I primi venti minuti di Laggiù qualcuno mi ama sono già esemplificativi: c’è prima una rassegna dei principali fatti storici accaduti in Italia a cavallo tra gli anni ’70 e ’80, poi la voce fuori campo di Martone che delinea un parallelismo con Antoine Doinel, il personaggio interpretato da Jean-Pierre Leaud nei film di Francois Truffaut. Avvicinare il protagonista de I 400 colpi al soggetto del documentario non è affatto un azzardo; entrambi, secondo le parole del regista, incarnano marcatamente “la forma di esistenzialismo più affettuosa“, ovvero “una fragilità” che, se Leaud scolpisce film dopo film senza mai abbandonare i panni di Doinel, Troisi invece costruisce in modo più problematico, calandosi sempre in personaggi diversi.
È partendo da questa problematicità che Martone edifica la sua opera. Un documentario raffinato e filologico che intende svelare i meriti di un uomo che non è stato solo maschera, incarnazione “spettacolare” di una napoletanità tanto malinconica quanto esilarante, ma anche attore e regista capace di dialogare con i suoi tempi. Come racconta lo stesso Troisi in un’intervista sapientemente inserita nel documentario, egli, un po’ per indolenza, non ha mai avuto il piglio polemico o l’irruenza di Pasolini; eppure, se si considerano soltanto i primi cinque minuti di Ricomincio da tre, il suo esordio cinematografico, si riconosce subito la presenza di determinate riflessioni.
Per dimostrare ciò, Martone disseziona una scena specifica del film: Gaetano, chiamato a gran voce dal suo amico Raffaele, esce da un palazzo danneggiato da un terremoto (quello che nel novembre del 1980 che sconvolse l’Irpinia e il napoletano); l’amico vuole che il protagonista si distragga, ma Gaetano vuole riposare perché ha deciso di partire l’indomani per Firenze. Il suo desiderio è cambiare vita una volta per tutte, uscendo così dal grigiore rovinoso che sembra riservargli Napoli, di cui il palazzo pericolante è emblematico correlativo oggettivo. Ecco: questo è solo il primo – e forse il più incisivo – dialogo tra cinema e realtà che è possibile rintracciare in Laggiù qualcuno mi ama.

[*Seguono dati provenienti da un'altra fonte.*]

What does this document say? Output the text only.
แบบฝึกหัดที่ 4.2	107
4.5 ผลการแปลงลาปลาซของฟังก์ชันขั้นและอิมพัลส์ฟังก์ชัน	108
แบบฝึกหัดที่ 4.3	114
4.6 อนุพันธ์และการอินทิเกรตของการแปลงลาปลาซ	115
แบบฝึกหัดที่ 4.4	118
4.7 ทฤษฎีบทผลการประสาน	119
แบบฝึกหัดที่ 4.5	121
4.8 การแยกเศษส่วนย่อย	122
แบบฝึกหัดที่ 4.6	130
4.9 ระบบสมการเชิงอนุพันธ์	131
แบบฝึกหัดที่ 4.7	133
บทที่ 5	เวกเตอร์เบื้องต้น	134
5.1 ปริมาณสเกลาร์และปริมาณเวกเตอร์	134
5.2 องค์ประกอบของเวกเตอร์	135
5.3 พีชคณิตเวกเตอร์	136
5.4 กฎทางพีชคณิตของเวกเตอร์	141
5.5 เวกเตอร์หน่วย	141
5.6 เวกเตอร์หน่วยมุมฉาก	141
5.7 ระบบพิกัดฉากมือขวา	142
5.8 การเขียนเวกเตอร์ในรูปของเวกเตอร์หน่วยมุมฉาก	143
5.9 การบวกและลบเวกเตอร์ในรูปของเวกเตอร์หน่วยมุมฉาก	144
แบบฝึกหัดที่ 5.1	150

Un artista sommerso dalla contemporaneità
La linea che Martone segue è chiara: avvalendosi di un gran numero di interviste, filmati e materiale inedito, egli dimostra – si potrebbe dire, in modo inconfutabile – che Troisi è stato innanzitutto un grande cineasta, e che le sue opere sono state capaci di definire un’intera epoca, nonché di influenzare un gran numero di attori e registi. Una delle testimonianze più preziose, forse, è quella di Paolo Sorrentino, che ammette di essersi più volte ispirato a Troisi e di invidiargli ancora il modo magistrale di concludere i film: quel ricorso pericoloso e assai pregnante del fermo-immagine che, improvviso, illude lo spettatore di poter interrompere il fluire della vita.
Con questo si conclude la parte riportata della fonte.